3. Look at the images and extract a set of “questions” about what is not clear about their method from the images. Now your job is to answer these questions by reading the paper.
So based on the figure, this is actually really easy to understand. The ViT block is not that complicated. What is interesting is how much work went into finding an architecture as such that could compete with CNNs. The real question is what about this setup makes ViTs work when others weren’t?
Above you can see how the ‘*’ token is the embedding that the MLP head is attached to in order to make classification decisions, but a great by-product of the Transformer encoder is the attention maps generally lends some interesting insights in the additional encodings.
A couple of Questions I have:
- How many layers are used?
- Is the Linear Projection just
4. Read the method aiming to answer your “questions” about the paper. Focus on understanding only the things relevant for the story (i.e., to understand the contribution).

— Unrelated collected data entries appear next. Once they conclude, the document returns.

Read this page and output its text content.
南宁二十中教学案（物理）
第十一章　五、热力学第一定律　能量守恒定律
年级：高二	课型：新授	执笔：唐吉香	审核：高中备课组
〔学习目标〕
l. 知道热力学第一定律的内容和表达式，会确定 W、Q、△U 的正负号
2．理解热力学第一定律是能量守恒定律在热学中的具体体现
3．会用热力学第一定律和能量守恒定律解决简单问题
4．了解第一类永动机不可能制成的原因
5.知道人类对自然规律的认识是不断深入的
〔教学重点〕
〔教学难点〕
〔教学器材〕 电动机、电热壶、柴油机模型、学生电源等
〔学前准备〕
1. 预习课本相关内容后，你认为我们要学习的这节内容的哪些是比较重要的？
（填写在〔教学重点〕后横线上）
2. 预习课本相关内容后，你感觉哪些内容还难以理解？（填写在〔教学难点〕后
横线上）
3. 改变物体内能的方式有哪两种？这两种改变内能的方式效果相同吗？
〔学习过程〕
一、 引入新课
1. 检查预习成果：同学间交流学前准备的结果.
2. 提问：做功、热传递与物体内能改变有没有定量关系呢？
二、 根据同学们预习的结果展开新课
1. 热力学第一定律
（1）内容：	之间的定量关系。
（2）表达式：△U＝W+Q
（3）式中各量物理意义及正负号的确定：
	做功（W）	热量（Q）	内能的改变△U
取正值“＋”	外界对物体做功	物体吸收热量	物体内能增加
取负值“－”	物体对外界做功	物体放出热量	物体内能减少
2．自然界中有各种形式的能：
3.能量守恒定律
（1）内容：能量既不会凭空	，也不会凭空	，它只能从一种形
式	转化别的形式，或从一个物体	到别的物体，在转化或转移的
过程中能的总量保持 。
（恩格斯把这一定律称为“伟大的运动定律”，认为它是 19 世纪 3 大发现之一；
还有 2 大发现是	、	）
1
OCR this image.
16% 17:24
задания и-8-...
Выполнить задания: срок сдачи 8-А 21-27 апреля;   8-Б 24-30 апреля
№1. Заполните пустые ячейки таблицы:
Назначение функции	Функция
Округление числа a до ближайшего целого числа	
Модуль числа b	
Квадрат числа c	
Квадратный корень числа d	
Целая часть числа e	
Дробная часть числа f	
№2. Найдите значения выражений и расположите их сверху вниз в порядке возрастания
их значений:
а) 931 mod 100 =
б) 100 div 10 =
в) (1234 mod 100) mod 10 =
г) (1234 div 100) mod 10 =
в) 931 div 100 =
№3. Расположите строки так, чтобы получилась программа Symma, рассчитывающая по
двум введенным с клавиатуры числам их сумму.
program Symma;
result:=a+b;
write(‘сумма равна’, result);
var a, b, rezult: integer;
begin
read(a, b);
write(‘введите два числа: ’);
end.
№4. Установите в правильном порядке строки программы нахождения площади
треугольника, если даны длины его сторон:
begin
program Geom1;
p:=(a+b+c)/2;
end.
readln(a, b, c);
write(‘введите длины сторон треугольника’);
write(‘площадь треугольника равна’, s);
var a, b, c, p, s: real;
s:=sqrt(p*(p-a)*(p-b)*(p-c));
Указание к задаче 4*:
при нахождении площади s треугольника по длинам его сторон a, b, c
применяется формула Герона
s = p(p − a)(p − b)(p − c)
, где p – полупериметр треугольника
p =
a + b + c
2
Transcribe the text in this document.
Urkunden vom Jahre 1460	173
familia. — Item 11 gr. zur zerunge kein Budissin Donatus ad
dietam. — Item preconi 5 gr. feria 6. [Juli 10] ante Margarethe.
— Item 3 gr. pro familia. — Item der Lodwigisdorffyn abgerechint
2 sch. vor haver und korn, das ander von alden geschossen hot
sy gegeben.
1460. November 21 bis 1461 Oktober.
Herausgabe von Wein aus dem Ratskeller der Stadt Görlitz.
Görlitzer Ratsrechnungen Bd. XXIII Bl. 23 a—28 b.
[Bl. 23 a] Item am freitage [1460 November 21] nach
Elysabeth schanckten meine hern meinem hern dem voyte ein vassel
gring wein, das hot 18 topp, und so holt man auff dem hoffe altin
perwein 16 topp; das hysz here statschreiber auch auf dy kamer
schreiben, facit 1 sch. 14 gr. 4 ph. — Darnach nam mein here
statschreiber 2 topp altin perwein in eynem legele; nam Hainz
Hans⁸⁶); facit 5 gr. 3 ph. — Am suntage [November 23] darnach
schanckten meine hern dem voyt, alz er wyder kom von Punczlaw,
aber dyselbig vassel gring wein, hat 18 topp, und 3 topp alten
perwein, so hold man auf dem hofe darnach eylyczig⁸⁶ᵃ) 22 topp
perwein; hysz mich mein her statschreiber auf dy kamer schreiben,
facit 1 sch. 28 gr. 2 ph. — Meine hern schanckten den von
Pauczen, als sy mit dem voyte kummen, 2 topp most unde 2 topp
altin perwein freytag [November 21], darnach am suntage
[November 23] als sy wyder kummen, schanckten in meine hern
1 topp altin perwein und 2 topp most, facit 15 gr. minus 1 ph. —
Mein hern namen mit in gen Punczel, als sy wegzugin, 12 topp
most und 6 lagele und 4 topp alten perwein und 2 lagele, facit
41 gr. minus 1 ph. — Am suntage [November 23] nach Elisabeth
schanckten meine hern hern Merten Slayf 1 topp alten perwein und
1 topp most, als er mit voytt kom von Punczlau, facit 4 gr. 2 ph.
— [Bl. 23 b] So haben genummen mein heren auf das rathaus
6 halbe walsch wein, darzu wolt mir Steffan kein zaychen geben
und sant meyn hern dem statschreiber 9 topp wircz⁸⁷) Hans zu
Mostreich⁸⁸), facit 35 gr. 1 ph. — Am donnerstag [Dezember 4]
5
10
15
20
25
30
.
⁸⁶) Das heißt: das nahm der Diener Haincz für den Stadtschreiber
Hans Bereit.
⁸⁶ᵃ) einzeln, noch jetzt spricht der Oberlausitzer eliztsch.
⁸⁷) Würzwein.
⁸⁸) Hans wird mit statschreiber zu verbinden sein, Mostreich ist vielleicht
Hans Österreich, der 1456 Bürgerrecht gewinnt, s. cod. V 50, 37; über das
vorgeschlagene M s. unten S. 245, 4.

It is simple spliting the image into 16x16 pixel patches, projecting those patches, and training a vanilla Transformer on top of that. All quite simple. The point out that even the positional embeddings need to be learned (in regards to 2D space).
Wow, and that is it. It is quite simple to explain.
5. Read the experiments to convince you that the show results are caused by their claim. Be aware that the experiments highlighted are the best scenarios and are fully hyper-parameter tuned.
When considering the computational cost of pre-training the model, ViT performs very favourably, attaining state of the art on most recognition benchmarks at a lower pre-training cost.
They explain they are using a number of pretraining sets: Imagenet original and ImageNet021K as well as JFT (another big Image set).
They run 3 variants shown in Table 1.
These results are pretty interesting. They show the
Huge model to perform extremely well on a number of tasks, besting other top models, while in terms of pretraining being relatively less. Now speaking of TPUv3-core-days in the thousands is unreachable for the common man; however, seeing these results is compelling.
6. Make sure you answered all your questions. Did the authors convince you that their story has the effect that they claim?
They conclude with a short aside on a masked patch prediction task, like MLM from BERT, and report good yet not competitive results compared to supervised pretraining.
I think they have good results and I think there is great future work being done on the SSL side:
We leave exploration of contrastive pre-training (Chen et al., 2020b; He et al., 2020; Bachman et al., 2019; He ́naff et al., 2020) to future work.